Dinas terkait seperti Dishub dan Satpol PP diminta segera menegakkan aturan. Tak ada lagi toleransi untuk perusahaan nakal yang merusak fasilitas umum dan tak menunaikan kewajiban sosial mereka.

Asisten II Setda Muaro Jambi, M. Nazman, tak menampik kekacauan yang terjadi. Ia mengakui perlunya perombakan total dalam struktur dan manajemen Forum CSR.
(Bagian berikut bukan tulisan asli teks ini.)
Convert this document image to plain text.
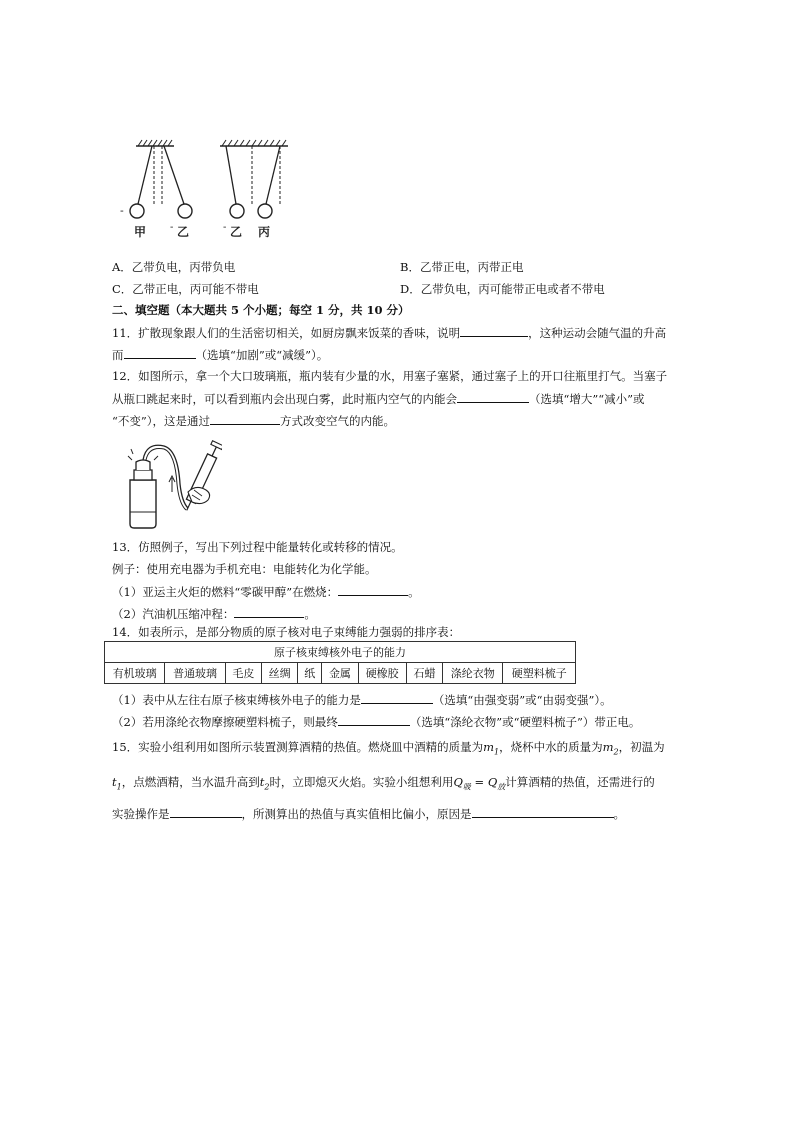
-
甲 - 乙	- 乙 丙
A．乙带负电，丙带负电	B．乙带正电，丙带正电
C．乙带正电，丙可能不带电	D．乙带负电，丙可能带正电或者不带电
二、填空题（本大题共 5 个小题；每空 1 分，共 10 分）
11．扩散现象跟人们的生活密切相关，如厨房飘来饭菜的香味，说明	，这种运动会随气温的升高
而	（选填“加剧”或“减缓”）。
12．如图所示，拿一个大口玻璃瓶，瓶内装有少量的水，用塞子塞紧，通过塞子上的开口往瓶里打气。当塞子
从瓶口跳起来时，可以看到瓶内会出现白雾，此时瓶内空气的内能会	（选填“增大”“减小”或
“不变”），这是通过	方式改变空气的内能。
13．仿照例子，写出下列过程中能量转化或转移的情况。
例子：使用充电器为手机充电：电能转化为化学能。
（1）亚运主火炬的燃料“零碳甲醇”在燃烧：	。
（2）汽油机压缩冲程：	。
14．如表所示，是部分物质的原子核对电子束缚能力强弱的排序表：
原子核束缚核外电子的能力
有机玻璃	普通玻璃	毛皮	丝绸	纸	金属	硬橡胶	石蜡	涤纶衣物	硬塑料梳子
（1）表中从左往右原子核束缚核外电子的能力是	（选填“由强变弱”或“由弱变强”）。
（2）若用涤纶衣物摩擦硬塑料梳子，则最终	（选填“涤纶衣物”或“硬塑料梳子”）带正电。
15．实验小组利用如图所示装置测算酒精的热值。燃烧皿中酒精的质量为$m_1$，烧杯中水的质量为$m_2$，初温为
$t_1$，点燃酒精，当水温升高到$t_2$时，立即熄灭火焰。实验小组想利用$Q_吸 = Q_放$计算酒精的热值，还需进行的
实验操作是	，所测算出的热值与真实值相比偏小，原因是	。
“Evaluasi menyeluruh akan segera dilakukan, termasuk penggantian pengurus. Kritik dari DPRD menjadi cambuk untuk memperbaiki ini semua,” ucap Nazman.

Rapat itu juga menyeret sejumlah isu sensitif lainnya ke meja pembahasan: Galian C ilegal, usaha tak berizin, kerusakan lingkungan, hingga aktivitas prostitusi terselubung. Dewan mendesak OPD terkait untuk segera bertindak.

Langit Muaro Jambi boleh jadi mendung sore itu, namun yang lebih gelap adalah nasib tata kelola CSR dan pengawasan perusahaan. Dewan telah bicara, kini semua mata tertuju pada langkah nyata pemerintah dan perusahaan.